— Какие истинные картины можно изобразить, заимствуя кое-что из наших времен!.. — восклицал он.
Понимая, что такая, по его словам, «трагедия никогда не может быть играна на нашем театре», он облек свои раздумья о судьбе человеческой, о розни между людьми, о губительных последствиях действия «властителя слабого и лукавого» в безопасные, казалось бы, формы античной трагедии. Но послав «Поликсену» в Петербург, не без основания начал сокрушаться о «тысячах неприятностей, навлеченных… званием автора». «Они заставят меня, — предчувствовал он, — отстать от стихотворства, бросить перо, приняться за заступ и, обрабатывая свой огород, возвратиться опять в толпу обыкновенных людей».
И опасения его не оказались напрасными. Последняя написанная им трагедия «Поликсена» после двух представлений до самой смерти автора в 1816 году допущена на сцену больше не была. Объяснение театрального начальства было просто и откровенно лицемерно: трагедия не дала полных сборов, следовательно, не было у нее и успеха. Судьбу ее может решить император. Император же, который, по словам современников, «любил только посредственность», которого «гений, ум и талант» пугали (и который был достаточно догадлив, чтобы понять, в чей адрес направлены пророчества одной из героинь «Поликсены» — Кассандры о неминуемых бедах, постигающих властителей нерешительных), «соизволил отозваться»: «Как из представления видно, что та трагедия не может быть для дирекции выгодна, то в таком случае и платить за нее ничего не следует». Оленину, представлявшему интересы Озерова в Петербурге, пришлось у дирекции «Поликсену» взять. И представления ее прекратились.
Между тем успех она имела немалый. Об этом свидетельствовала хотя бы рецензия, помещенная в «Цветнике»: «Много есть прекрасного в сей трагедии; г-н Яковлев, и г-жа Каратыгина, и г-жа Семенова (большая) играли весьма хорошо самые главные и самые трудные роли…» «Трагедия имела успех… — подтверждает и летопись Пимена Арапова. — Публика принимала Семенову с восторгом. Она и Яковлев пользовались… по окончании спектакля вызовами, которые были тогда редки и значительны».

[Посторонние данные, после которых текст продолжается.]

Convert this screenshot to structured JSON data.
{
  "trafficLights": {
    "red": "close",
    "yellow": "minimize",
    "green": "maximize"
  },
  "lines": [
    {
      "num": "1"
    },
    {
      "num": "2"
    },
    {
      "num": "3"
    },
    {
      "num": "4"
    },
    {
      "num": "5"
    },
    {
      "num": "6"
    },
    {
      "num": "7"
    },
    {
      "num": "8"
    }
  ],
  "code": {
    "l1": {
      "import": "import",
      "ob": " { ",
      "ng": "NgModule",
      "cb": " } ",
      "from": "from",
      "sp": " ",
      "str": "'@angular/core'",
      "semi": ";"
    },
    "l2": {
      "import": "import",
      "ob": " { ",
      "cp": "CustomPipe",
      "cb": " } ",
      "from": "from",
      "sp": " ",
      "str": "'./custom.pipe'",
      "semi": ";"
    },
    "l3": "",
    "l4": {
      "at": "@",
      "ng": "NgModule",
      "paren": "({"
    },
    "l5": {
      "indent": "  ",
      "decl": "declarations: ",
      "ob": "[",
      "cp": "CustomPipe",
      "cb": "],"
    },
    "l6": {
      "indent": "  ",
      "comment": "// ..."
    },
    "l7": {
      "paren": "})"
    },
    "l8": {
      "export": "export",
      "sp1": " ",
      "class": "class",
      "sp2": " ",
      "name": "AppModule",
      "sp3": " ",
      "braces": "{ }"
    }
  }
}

Яковлев, в отличие от роли не знающего сомнений Тезея в «Эдипе в Афинах», высоко ценил психологически усложненную роль нерешительного Агамемнона. И хотя рецензент «Цветника» вновь не сумел удержаться от обычного для сего журнала упрека, что допускаемый актером «тон обыкновенного разговора не приличен для трагедии в стихах», он не мог не сознаться, что вообще-то «г. Яковлев играл мастерски». И что, «если бы у нас на театре были два таких актера, каков г. Яковлев, то в сей трагедии надлежало бы непременно одному представлять Агамемнона, а другому Пирра» (с фанатичным упорством требующего смерти ни в чем не повинной троянки Поликсены).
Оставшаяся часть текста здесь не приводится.